Wednesday, February 17, 2010

Population Is The Prize

In Friday’s New York Times, there was an article about the big US-NATO offensive now in progress in Marja, Afghanistan. This operation was touted as an example of Gen. Stanley McChrystal’s innovative new Afghan strategy, which focuses on putting people first by minimizing civilian casualties and immediately plunking down a ready-made government in all the liberated areas. “We’ve got a government in a box, ready to roll in, ” McChrystal boasted. Apparently this is a new strategy.

I’d argue that the only government they’ve got in a box is ours, and that box is sealed up so tightly that no air or light ever gets in. Nevertheless, the central feature of this big push was going to be its emphasis on limiting civilian casualties. Here’s what one general said about it:

“The population is not the enemy,” Brig. Gen. Larry Nicholson, the commander of the Marines in southern Afghanistan, told a group of troops this week. “The population is the prize — they are why we are going in.”
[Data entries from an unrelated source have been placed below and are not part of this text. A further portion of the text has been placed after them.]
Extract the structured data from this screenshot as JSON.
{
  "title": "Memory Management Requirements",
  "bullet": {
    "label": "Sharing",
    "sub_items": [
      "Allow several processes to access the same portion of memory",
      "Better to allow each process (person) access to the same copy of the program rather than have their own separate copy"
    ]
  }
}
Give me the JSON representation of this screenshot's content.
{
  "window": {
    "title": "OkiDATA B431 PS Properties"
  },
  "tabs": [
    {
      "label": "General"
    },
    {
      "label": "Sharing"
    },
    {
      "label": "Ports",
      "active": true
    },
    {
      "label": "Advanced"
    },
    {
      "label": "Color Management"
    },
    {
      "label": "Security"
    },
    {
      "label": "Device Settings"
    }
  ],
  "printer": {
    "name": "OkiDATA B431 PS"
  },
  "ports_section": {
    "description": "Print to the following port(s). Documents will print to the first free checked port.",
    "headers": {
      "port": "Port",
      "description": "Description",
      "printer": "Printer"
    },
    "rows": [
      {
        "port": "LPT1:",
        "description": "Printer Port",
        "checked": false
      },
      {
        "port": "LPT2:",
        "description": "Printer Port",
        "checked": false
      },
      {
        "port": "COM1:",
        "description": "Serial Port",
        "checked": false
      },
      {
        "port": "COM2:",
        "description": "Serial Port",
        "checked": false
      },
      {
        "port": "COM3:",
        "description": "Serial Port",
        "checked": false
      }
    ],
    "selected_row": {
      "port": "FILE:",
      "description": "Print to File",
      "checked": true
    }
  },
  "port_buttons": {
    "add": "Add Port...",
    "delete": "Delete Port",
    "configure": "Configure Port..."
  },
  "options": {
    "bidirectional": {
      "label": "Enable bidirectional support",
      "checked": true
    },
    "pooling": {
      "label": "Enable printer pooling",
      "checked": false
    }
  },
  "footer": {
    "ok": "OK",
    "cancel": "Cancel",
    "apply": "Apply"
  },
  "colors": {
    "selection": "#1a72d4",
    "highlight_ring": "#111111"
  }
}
But you can’t keep men away from their toys. Despite the promise of a newer, more civilian friendly assault, an offensive with a happy face, the US and NATO just couldn’t resist testing out a new, super-neat missile system called HIMARS, or High Mobility Artillery Rocket System, which is guided by GPS technology and can hit within a yard of its intended target. What a perfect way to show the Afghan people how much we care.

So HIMARS was tried out. Lo and behold, on Sunday, we learned that an “errant missile strike” killed twelve civilians. The missile had strayed 300 meters off course. “The compound that was hit was not the one we were targeting,” said Capt. Joshua Biggers, the commander of Company K, Third Battalion, Sixth Marines …” Whoops.

Gen. McChrystal, in what is now standard practice for US military officials, expressed regret for the loss of life. He also promised that we’d stop using HIMARS “until a thorough review of this incident has been conducted.”

The ‘thorough’ review took two days, and its conclusions may surprise you. The initial story was wrong! HIMARS worked just fine. There was no error, no rogue missile, no 300 meter foul-up. The “procedures that were applied to that first missile firing were found to be as they should be.” It turns out that there were insurgents in the area, in the “compound,” and that’s who we were targeting. Everything worked just fine except for the civilians who got in the way. But whose fault is that? We all know that terrorist types hide among the population and use civilians as human shields. Their perfidy knows no limits. As Condi Rice once observed of Hamas, they use “buildings that are not designated as military buildings. So it’s hard.”

To make a long story short, we didn’t screw up and neither did our missiles. HIMARS is also being used again. Forget all about this opening non-glitch glitch. Population is the prize.